Mim put her hand to her face. “You’re looking a bit pale, Agnes,” she said. “Kids too. You been ailin’? And winter not come on yet?”

“Ain’t nothin’ I can do for the child,” Agnes said, her surprisingly high-pitched voice screwed down tight on the words. “I can’t think why you come to me.” She got up and walked heavily across the room. Her toe picked up a corner of the new hooked rug and she stooped to lay it down again. Then she went to the back window and stood with her back against it, and Mim noticed that she was leaning on a radiator.

“Central heat!” she said. “You sure done a lot with this room.”

“It’s bad luck,” Agnes said. “So don’t bother bein’ green. I got six to count every hour. I get up at night and count them.”

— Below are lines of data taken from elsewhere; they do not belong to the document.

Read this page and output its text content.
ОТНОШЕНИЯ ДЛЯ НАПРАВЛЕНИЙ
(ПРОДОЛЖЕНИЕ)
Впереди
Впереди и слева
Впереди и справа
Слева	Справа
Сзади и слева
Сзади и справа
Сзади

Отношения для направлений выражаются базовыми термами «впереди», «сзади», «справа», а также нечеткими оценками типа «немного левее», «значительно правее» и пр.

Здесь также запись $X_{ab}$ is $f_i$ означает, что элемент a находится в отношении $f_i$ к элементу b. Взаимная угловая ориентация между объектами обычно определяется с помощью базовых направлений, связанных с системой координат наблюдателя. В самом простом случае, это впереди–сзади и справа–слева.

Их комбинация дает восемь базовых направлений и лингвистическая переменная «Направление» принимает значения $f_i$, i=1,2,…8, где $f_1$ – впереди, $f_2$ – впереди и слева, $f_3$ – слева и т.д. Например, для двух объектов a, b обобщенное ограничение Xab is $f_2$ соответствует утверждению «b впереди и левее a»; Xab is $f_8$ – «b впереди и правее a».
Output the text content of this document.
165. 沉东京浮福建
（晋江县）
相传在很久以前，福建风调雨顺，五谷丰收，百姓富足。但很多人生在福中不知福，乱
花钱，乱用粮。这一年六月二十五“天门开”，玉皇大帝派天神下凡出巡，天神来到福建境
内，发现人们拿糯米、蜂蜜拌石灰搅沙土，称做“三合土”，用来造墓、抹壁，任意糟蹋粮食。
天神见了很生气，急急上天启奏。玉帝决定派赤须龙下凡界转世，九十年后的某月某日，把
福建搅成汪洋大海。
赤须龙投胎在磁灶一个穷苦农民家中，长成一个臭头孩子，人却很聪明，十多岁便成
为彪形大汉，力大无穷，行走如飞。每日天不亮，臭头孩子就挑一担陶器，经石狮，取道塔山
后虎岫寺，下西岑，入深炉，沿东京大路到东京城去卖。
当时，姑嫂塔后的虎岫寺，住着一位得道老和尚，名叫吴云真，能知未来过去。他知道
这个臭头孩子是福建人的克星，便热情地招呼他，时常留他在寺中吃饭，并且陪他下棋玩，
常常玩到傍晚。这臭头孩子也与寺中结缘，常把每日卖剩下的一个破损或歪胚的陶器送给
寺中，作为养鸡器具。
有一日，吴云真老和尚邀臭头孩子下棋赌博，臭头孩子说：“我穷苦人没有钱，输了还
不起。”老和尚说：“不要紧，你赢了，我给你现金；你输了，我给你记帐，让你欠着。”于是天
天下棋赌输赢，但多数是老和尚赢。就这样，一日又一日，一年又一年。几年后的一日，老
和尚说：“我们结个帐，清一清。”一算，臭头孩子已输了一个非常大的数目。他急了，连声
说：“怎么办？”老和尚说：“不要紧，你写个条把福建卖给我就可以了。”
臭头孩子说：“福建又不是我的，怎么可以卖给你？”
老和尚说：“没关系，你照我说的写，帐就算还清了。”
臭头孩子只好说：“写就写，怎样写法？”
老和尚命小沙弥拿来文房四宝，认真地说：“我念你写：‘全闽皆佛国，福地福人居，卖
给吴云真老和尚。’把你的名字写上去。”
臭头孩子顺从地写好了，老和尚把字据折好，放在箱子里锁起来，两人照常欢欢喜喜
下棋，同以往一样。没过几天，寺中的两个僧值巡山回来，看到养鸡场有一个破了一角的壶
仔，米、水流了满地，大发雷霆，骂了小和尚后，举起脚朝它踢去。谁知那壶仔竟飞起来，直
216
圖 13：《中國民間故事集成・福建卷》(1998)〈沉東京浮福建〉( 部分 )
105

Agnes hugged herself as if for warmth, but Mim felt a prickly heat spreading from her wool jacket, making her face itch.

She giggled, ashamed that Agnes should think her jealous, embarrassed at Agnes’ strangeness. “You know, Agnes,” she said, “the foolish trick I pulled? You know the poison ivy’s been growin’ in on Pa’s grave these seven years now he’s gone?”

Agnes backed up and sat on the radiator. “He still sucks his thumb,” she said. “At night it makes a clickin’ sound. You hear it all over the house so you know he’s there. But Benjamin, there ain’t no way to tell about him, short of goin’ in there and feelin’ his head for warmth.”

“Well, I went up there,” Mim went on uneasily. “I was all in a flap, and I yanked it out by the roots, all that ivy. It kept jumpin back at me as if to say you shouldn’t tackle anythin’ head on like that. Now I’m all over ivy, worse than measles. Look at my poor face.”

“It ain’t so terrible,” Agnes said, examining Mim’s face. “They pay. They pay. Better that than what happened to Molly Tucker’s boy.”

Mim rubbed her face. Agnes had always talked a mile a minute and only half made sense—her words, like her feet, tripping over each other. She would have filled her house with company if there’d been anyone interested. Usually she had an oversized laugh she couldn’t hold in. And she loved to do favors as long as they didn’t require organization or too much money. Slowly and a bit too loudly, as if she were talking to someone who was deaf, Mim asked, “I was just wonderin’, could I borrow some calamine?”